You go over their other options anyway, because maybe you can do a little teaching about scripture in the process. You think you have almost persuaded them to make a bold choice – to choose an epistle reading that is not “that love passage.”
You say, “Take these scriptures home, and read and reflect them together over the course of the week, and then send me your choices.”
The email comes in. 1 Cor 13 it is. “Oh, and we would like you to preach on this one!” they add.
“Sounds great!” you reply with an inner sigh too deep for words.
Fear not, wedding preacher! St. Augustine to the rescue!
At the recent AAR-SBL meeting, Professor Gregory Lee was responding to a colleague’s reading of Augustine, and he referenced a beautiful passage near the end of City of God, which is a reflection on 1 Cor 13:12: “For now we see in a mirror dimly, but then we will see face to face. Now I know only in part; then I will know fully, even as I have been fully known.” In Chapter XII of City of God, Augustine reflects on the mystery wrapped up in 1 Cor 13:12. How will we see God, who is certainly not some sort of anthropomorphic Superman in the sky, face to face? What does it mean to see God who is Love?

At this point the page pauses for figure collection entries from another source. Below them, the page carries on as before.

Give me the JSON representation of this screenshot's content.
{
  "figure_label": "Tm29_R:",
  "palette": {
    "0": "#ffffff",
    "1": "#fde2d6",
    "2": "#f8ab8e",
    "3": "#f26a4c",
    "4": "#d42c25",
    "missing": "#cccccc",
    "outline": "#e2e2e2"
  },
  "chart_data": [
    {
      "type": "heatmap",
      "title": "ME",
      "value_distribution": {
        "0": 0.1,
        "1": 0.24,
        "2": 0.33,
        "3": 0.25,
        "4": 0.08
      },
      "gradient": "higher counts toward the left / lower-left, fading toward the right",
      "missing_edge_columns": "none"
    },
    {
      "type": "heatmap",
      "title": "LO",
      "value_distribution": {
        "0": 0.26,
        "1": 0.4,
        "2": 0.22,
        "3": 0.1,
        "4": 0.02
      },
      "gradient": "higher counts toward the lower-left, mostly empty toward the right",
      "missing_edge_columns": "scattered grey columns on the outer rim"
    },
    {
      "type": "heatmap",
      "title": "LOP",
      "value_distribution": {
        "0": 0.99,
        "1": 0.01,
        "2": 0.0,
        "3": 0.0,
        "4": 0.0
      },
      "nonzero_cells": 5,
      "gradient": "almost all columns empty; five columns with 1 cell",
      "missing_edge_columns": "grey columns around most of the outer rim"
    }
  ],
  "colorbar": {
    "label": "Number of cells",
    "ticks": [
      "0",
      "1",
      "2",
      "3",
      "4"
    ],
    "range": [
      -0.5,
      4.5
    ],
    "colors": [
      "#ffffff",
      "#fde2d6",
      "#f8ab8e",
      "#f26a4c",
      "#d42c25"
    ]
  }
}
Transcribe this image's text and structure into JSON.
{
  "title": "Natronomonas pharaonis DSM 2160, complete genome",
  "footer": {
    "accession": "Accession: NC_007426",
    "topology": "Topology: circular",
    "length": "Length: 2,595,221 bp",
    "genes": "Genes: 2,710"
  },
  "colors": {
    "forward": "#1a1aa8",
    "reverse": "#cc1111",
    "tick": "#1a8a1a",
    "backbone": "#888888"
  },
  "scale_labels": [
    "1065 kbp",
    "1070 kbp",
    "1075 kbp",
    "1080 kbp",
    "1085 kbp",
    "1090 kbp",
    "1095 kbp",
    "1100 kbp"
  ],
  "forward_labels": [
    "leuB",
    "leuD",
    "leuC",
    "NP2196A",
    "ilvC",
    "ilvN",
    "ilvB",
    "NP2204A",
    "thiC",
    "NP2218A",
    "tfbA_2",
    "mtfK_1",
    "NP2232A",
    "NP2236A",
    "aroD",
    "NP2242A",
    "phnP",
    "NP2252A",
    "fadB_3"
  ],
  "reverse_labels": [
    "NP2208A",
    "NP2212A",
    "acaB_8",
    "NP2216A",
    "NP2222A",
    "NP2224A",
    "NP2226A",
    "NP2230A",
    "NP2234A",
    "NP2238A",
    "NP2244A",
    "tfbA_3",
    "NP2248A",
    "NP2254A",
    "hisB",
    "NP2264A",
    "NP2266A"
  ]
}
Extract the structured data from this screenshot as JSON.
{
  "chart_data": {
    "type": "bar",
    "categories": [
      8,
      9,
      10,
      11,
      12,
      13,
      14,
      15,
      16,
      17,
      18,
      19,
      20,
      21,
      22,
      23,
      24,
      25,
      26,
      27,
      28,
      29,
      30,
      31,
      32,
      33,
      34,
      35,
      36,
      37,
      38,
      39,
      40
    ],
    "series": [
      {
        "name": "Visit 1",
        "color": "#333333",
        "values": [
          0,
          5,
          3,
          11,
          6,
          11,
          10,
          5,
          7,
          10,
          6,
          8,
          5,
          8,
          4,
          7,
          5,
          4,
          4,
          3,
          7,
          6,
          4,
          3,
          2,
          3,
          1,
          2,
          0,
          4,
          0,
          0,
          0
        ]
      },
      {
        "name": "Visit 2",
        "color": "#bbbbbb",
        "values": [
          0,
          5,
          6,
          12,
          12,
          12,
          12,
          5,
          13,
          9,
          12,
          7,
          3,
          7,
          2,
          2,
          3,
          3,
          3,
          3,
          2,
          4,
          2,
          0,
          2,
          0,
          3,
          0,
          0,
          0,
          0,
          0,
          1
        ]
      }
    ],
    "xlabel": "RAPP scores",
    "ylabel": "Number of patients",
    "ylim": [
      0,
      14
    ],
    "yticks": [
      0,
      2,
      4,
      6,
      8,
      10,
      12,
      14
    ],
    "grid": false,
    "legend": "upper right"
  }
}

Augustine asserts that, at the parousia, we will probably not be given radically new “powers of the mind”, akin to heavenly night-vision goggles so that we can see the invisible God. Rather, “God will be made known to and be perceived by us, in many ways. He will be seen in the spirit (whereby each of us will see Him within ourselves and in one another); He will be seen in Himself; He will be seen in the new heaven and the new earth and in every creature then existing; and, by means of our bodies, He will be seen in every material object toward which the eyes of our spiritual bodies happen to direct their gaze. Even our very thoughts will then be made known to one another” (The City of God, Book XXII, Chapter 29).
In Augustine’s mystical final vision, all things stand in dramatic openness and transparency to all else in creation, such that even our thoughts are known to each other. At the same time, all things reflect who God is, such that the invisible God may be seen. The particularity of all things is somehow not lost, but radically welcomed by every other thing in creation, and all things reveal God. This is what it is like to see the God of love.
As Professor Lee offered us this breathtaking image, he mentioned rather offhandedly that this passage from Augustine had been read at his wedding. Interesting, I thought.
What would marriage look like if it were understood as a relationship that prepares us to step into the fullness of Augustine’s vision? How might this relationship be one that hones our vision so that we might see the invisible God?
Maybe there is more than a wedding sermon there.